Review: Aerobic metabolism combines oxygen with dietary and stored fuels to produce energy for muscle contraction. Anaerobic metabolism also produces energy, but uses no oxygen. It is less efficient, and the principal fuel is stored in the muscle, not delivered in the blood as it is for aerobic metabolism. 

Aerobic fitness increases stamina for long, slow exercise. It also increases the ability to recover between shifts of a hockey game. Long, slow aerobic training, sometimes called “cardio,” is popular among adults seeking cardiovascular fitness, low body fat and a healthy lifestyle. 

However, it has been known for decades that a high intensity anaerobic interval training program, can (if planned well) reap the benefits of aerobic training and also increase speed, quickness, and explosive strength (Fox EL, Mathews DK. Interval Training: Conditioning for Sports and General Fitness. Publ: WB Saunders, 1974).

Aerobic and anaerobic metabolism use different enzymes so, of course, they are taught separately. This should not lead us into the trap of training them in separate workouts, because in a hockey game, both are working simultaneously in different types of muscle fibers (long, thin muscle cells). 

Slow-twitch fibers (ST) are active at all levels of intensity, from walking or jogging to fast sprinting, and they specialize in aerobic metabolism. When exercise intensity increases, as in sprinting, jumping, skating and strength training, fast-twitch muscle fibers (FT) are recruited, working alongside the ST fibers to meet the challenge.

ST fibers appear reddish (like the red meat of a turkey) because they have a greater density of capillaries (small blood vessels) and iron-rich molecules (myoglobin) that bind oxygen in the muscle cell, causing a reddish color in the same way iron combines with oxygen to form rust. 

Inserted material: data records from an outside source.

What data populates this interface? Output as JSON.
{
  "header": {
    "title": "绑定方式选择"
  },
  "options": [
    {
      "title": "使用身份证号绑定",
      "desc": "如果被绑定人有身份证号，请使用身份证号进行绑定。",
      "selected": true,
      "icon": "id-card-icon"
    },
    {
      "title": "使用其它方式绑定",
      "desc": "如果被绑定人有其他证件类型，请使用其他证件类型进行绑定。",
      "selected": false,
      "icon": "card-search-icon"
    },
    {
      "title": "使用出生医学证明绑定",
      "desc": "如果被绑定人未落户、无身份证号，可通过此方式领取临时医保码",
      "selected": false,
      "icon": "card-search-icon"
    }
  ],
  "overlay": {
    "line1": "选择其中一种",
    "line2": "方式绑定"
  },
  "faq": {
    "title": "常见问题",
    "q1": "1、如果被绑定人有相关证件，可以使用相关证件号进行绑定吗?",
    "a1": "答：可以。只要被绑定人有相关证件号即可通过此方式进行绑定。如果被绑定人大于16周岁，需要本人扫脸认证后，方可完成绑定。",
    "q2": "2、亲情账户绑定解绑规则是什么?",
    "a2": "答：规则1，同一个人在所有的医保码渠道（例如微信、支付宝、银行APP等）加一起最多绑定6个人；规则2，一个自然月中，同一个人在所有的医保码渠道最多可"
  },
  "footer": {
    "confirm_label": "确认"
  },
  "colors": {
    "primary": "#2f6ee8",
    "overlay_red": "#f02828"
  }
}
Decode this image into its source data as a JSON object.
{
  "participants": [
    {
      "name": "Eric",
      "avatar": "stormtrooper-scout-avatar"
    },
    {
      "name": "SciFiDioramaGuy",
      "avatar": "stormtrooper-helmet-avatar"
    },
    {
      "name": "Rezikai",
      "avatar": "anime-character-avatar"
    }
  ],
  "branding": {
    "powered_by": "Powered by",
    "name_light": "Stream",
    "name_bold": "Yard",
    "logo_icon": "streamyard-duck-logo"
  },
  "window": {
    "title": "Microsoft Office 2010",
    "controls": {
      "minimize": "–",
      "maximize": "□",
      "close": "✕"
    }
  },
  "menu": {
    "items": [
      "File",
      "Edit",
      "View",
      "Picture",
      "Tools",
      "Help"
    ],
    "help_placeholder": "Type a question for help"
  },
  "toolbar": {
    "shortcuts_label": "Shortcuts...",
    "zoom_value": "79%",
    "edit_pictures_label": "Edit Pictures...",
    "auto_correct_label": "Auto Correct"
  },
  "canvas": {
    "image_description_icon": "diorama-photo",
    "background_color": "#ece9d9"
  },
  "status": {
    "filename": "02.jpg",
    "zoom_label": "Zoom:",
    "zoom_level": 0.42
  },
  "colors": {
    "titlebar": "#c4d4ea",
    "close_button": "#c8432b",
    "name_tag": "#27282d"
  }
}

FT fibers are only activated when exercise is intense. Because they contain enzymes for anaerobic metabolism, they are much more explosive, but do not have the endurance of ST fibers, until they are trained with appropriate intervals. 

For young players, the major targets of development are hockey sense, stick skills, skating skill, speed, quickness, agility and explosive strength. NONE of these is enhanced by long, slow aerobic training, but endurance is gained from the sum of all on-ice and off-ice interval training.

Notice I refer to young players, because established NHLers should include some aerobic training in the spring and summer to recover from the intense interval training and competition during the season. They established their skills and athletic abilities at a younger age, often by competing in other sports, so in many cases they are just training to maintain – not develop – these abilities, so you should NOT copy their workouts.

The Minneapolis Star Tribune recently published an article about Tabata interval training that is becoming popular with adults. The format follows a study done in 1996 by Izumi Tabata, which verified the findings by Fox and many other investigators from decades earlier: Appropriate anaerobic interval training can improve cardiovascular (aerobic) fitness while at the same time increasing dynamic, explosive anaerobic qualities (Tabata, I. Med Sci Sports Exerc. 1996 (10), p.1327).

Biochemistry textbooks must isolate aerobic from anaerobic metabolism to detail the separate pathways, and these are further separated in physiology lab tests. This has led many instructors to advocate training aerobic and anaerobic attributes on separate days. 

However, the phrase “hockey endurance” is more profound and helpful than labels from academic laboratories, because it implies that the metabolic training should be integrated in much the same way it is required in a hockey game.